Nominal personal income is forecast to decrease by 1.7 percent in 2021 and increase 3.5 percent in 2023. It is then expected to increase 3.1 percent in 2024 and 3.1 percent in 2025.

Hawaii’s consumer inflation rate, as measured by the Honolulu Consumer Price Index for All Urban Consumers, is expected to increase 4.8 percent in 2022, increase 2.6 percent in 2023, increase 2.3 percent in 2024, and increase 2.1 percent in 2025.

Hawaii’s population is expected to increase 0.1 percent in 2022, increase 0.2 percent in 2023, increase 0.3 percent in 2024, and increase 0.3 percent in 2025.

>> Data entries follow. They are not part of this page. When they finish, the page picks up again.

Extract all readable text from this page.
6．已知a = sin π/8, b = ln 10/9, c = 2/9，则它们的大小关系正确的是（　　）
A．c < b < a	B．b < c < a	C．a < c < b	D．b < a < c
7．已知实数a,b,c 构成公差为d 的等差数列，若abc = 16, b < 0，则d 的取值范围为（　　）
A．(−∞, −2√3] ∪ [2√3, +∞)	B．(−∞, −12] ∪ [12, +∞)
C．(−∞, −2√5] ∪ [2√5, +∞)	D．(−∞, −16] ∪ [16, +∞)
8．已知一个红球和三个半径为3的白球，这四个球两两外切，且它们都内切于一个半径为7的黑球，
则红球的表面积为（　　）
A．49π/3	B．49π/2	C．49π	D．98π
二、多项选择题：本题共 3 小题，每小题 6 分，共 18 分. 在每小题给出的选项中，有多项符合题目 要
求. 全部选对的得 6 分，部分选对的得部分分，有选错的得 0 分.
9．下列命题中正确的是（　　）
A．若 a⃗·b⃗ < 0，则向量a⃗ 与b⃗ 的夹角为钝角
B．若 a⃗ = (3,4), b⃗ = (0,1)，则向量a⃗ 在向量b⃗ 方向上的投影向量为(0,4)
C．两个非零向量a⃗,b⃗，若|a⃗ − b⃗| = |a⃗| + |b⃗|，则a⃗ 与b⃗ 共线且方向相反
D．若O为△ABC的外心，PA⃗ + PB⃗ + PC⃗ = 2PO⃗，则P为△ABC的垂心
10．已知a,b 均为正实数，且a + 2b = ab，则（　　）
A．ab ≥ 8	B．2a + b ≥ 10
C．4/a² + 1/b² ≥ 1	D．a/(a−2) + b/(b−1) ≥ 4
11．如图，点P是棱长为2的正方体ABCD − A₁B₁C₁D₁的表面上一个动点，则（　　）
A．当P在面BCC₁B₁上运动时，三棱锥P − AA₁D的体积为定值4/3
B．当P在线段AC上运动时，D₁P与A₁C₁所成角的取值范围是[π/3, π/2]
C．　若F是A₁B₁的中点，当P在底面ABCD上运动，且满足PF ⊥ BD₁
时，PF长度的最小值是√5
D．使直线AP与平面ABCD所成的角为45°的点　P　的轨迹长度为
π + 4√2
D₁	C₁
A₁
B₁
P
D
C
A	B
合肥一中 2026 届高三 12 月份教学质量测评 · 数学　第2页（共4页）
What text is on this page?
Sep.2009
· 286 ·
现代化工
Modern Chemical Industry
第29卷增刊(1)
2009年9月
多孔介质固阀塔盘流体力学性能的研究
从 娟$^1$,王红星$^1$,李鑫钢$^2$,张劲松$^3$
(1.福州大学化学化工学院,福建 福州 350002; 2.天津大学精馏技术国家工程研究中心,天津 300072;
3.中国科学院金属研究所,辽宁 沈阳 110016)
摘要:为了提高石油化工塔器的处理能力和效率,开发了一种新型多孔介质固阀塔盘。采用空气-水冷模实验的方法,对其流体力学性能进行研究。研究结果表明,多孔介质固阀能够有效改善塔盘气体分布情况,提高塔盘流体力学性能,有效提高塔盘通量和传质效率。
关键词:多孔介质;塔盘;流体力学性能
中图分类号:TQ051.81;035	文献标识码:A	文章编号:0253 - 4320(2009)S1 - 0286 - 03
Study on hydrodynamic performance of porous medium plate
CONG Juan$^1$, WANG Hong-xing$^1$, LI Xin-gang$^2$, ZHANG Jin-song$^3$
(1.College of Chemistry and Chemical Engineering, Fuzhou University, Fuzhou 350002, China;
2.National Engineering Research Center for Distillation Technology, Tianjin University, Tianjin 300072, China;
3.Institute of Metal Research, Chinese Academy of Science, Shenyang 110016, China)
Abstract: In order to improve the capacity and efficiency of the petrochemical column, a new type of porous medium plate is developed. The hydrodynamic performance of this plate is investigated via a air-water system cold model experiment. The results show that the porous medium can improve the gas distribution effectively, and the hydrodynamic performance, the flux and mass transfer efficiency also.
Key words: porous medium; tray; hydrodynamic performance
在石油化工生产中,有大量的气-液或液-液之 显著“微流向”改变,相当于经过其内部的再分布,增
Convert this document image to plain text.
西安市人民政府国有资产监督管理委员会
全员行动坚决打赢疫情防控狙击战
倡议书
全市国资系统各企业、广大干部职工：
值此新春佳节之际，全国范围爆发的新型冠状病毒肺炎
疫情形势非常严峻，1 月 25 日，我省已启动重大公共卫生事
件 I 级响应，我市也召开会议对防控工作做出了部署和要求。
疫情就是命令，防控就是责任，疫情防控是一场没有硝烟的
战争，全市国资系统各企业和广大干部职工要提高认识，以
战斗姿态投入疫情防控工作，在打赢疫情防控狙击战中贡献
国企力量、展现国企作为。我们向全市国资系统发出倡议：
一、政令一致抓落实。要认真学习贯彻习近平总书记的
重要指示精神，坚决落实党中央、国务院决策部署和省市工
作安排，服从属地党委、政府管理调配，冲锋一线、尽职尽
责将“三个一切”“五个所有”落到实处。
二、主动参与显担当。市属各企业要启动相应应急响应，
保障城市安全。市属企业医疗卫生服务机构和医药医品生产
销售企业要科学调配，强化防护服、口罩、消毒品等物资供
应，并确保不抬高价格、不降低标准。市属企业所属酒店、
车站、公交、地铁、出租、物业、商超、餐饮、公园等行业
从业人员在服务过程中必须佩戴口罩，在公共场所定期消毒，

ACTUAL AND FORECAST OF KEY ECONOMIC INDICATORS FOR HAWAII: 2020 TO 2025
Economic Indicators 2020 2021 ¹ 2022 2023 2024 2025
Actual Forecast
Total population (thousands) ² 1,452 1,442 1,443 1,446 1,450 1,454
Visitor arrivals (thousands) ³ 2,708 6,777 8,969 9,667 10,079 10,394
Visitor days (thousands) ³ 28,660 65,343 81,166 85,972 88,650 90,266
Visitor expenditures (million dollars) ³ 5,162 12,996 16,743 18,071 18,953 19,620
Honolulu CPI-U (1982-84=100) 286.0 296.8 311.1 319.2 326.5 333.3
Personal income (million dollars) 82,527 86,617 85,137 88,107 90,828 93,630
Real personal income (millions of 2012$) 66,459 67,824 64,959 65,785 66,549 67,438
Personal income deflator (2012=100) 124.2 127.7 131.1 133.9 136.5 138.8
Non-agricultural wage & salary jobs (thousands) 557.1 568.2 595.5 614.8 631.1 645.1
Civilian unemployment rate 11.6 7.2 4.0 3.5 3.2 2.8
Gross domestic product (million dollars) 82,885 88,185 93,009 97,241 100,970 104,328
Real gross domestic product (millions of 2012$) 70,625 73,309 75,655 77,546 79,330 80,916
Gross domestic product deflator (2012=100) 117.4 120.3 122.9 125.4 127.3 128.9
Annual Percentage Change
Total population (NA) -0.7 0.1 0.2 0.3 0.3
Visitor arrivals -73.9 150.3 32.3 7.8 4.3 3.1
Visitor days -68.3 128.0 24.2 5.9 3.1 1.8
Visitor expenditures -71.1 151.8 28.8 7.9 4.9 3.5
Honolulu CPI-U 1.6 3.8 4.8 2.6 2.3 2.1
Personal income 5.1 5.0 -1.7 3.5 3.1 3.1
Real personal income 3.4 2.1 -4.2 1.3 1.2 1.3
Personal income deflator 1.7 2.8 2.6 2.2 1.9 1.7
Non-agricultural wage & salary jobs -15.4 2.0 4.8 3.2 2.6 2.2
Civilian unemployment rate 4 9.1 -4.4 -3.2 -0.5 -0.3 -0.4
Gross domestic product -9.7 6.4 5.5 4.6 3.8 3.3
Real gross domestic product -10.8 3.8 3.2 2.5 2.3 2.0
Gross domestic product deflator 1.1 2.5 2.2 2.0 1.5 1.3
NA Not available or not applicable.
1/ Some of the indicators are preliminary or estimated such as visitor expenditures, personal income, and gross domestic product.
2/ July 1 count.
3/ Visitors who came to Hawaii by air or by cruise ship. Expenditures includes supplementary business expenditures.
4/ Absolute change from previous year.